Apache Hadoop was designed to store and process large data sets and it has many advantages like its open-source, cost-effective, fault-tolerant, etc on the other hand it has a disadvantage as well.
Apache Hadoop Advantages
The following are some of the Apache Hadoop advantages.
1. Open Source
Apache Hadoop is open-source software and developed at Apache Software Foundation. We can download Hadoop software from the Apache Software portal and start using it. It is freely available.
2. Data Sources
Apache Hadoop can store structured, unstructured, and semi-structured data which is generated from different sources like emails, social media in the form of log format, XML format, text format.
Apache Hadoop is a distributed storage and distributed processing system that process large datasets in the range of terabytes to petabytes. It achieves the best performance by dividing data into several blocks and store into several nodes and when a user submits a job it divides that job into a sub-task that starts executing on all those slave nodes and this way Hadoop achieves the best performance.

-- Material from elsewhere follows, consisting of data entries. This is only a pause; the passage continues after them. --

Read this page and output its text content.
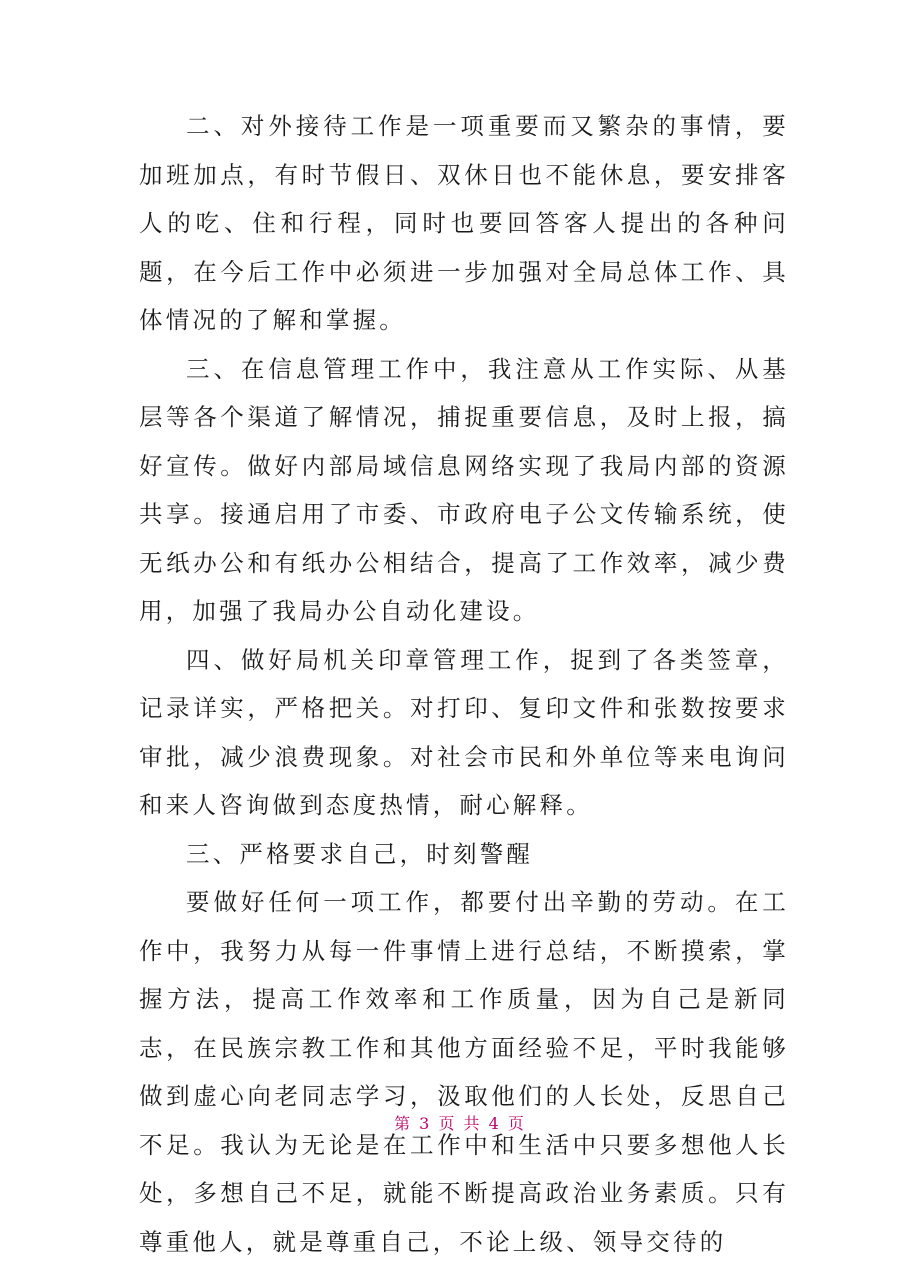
二、对外接待工作是一项重要而又繁杂的事情，要加班加点，有时节假日、双休日也不能休息，要安排客人的吃、住和行程，同时也要回答客人提出的各种问题，在今后工作中必须进一步加强对全局总体工作、具体情况的了解和掌握。

三、在信息管理工作中，我注意从工作实际、从基层等各个渠道了解情况，捕捉重要信息，及时上报，搞好宣传。做好内部局域信息网络实现了我局内部的资源共享。接通启用了市委、市政府电子公文传输系统，使无纸办公和有纸办公相结合，提高了工作效率，减少费用，加强了我局办公自动化建设。

四、做好局机关印章管理工作，捉到了各类签章，记录详实，严格把关。对打印、复印文件和张数按要求审批，减少浪费现象。对社会市民和外单位等来电询问和来人咨询做到态度热情，耐心解释。

三、严格要求自己，时刻警醒

要做好任何一项工作，都要付出辛勤的劳动。在工作中，我努力从每一件事情上进行总结，不断摸索，掌握方法，提高工作效率和工作质量，因为自己是新同志，在民族宗教工作和其他方面经验不足，平时我能够做到虚心向老同志学习，汲取他们的人长处，反思自己不足。我认为无论是在工作中和生活中只要多想他人长处，多想自己不足，就能不断提高政治业务素质。只有尊重他人，就是尊重自己，不论上级、领导交待的

第 3 页 共 4 页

Apache Hadoop can scale horizontally depending upon workload; nodes can be added to the Hadoop framework on the fly which makes it scalable.
5. High Availability
Apache Hadoop supports multiple standby name nodes and if one or two name nodes get down Hadoop will continue functioning this is how Hadoop achieves high availability.
6. Language Support
Apache Hadoop supports multiple languages like Python, C, C++Perl so programmers can write down codes in these languages.
Apache Hadoop is compatible with other fast-growing technology like Spark, Spark has its processing unit so it uses Hadoop as a data storage platform.
Apache Hadoop Disadvantages
The following are some of the disadvantages of Apache Hadoop.
1. Batch Processing
Apache Hadoop is a batch-processing engine, which processes data in batch mode. In batch, mode data is already stored on the system, and not real-time streaming cause Hadoop is not efficient in processing of real-time data.
2. Processing Overhead
When we deal with terabytes or Petabytes of data, it becomes overhead for Hadoop to read such huge data from disk and after processing write down on disk because Hadoop cannot process data in memory.
3. Small File Overhead
Apache Hadoop is used to store a small number of large files, but when it comes to storing a large number of small files(below 100 MB) then Hadoop fails because Hadoop store data in the block size of 128 MB or 256 MB by default and storing less than default size creates overhead for name node to process.
4. Security Concern
Apache Hadoop uses Kerberos for its authentication but missing encryption at storage and network layers are security concerns.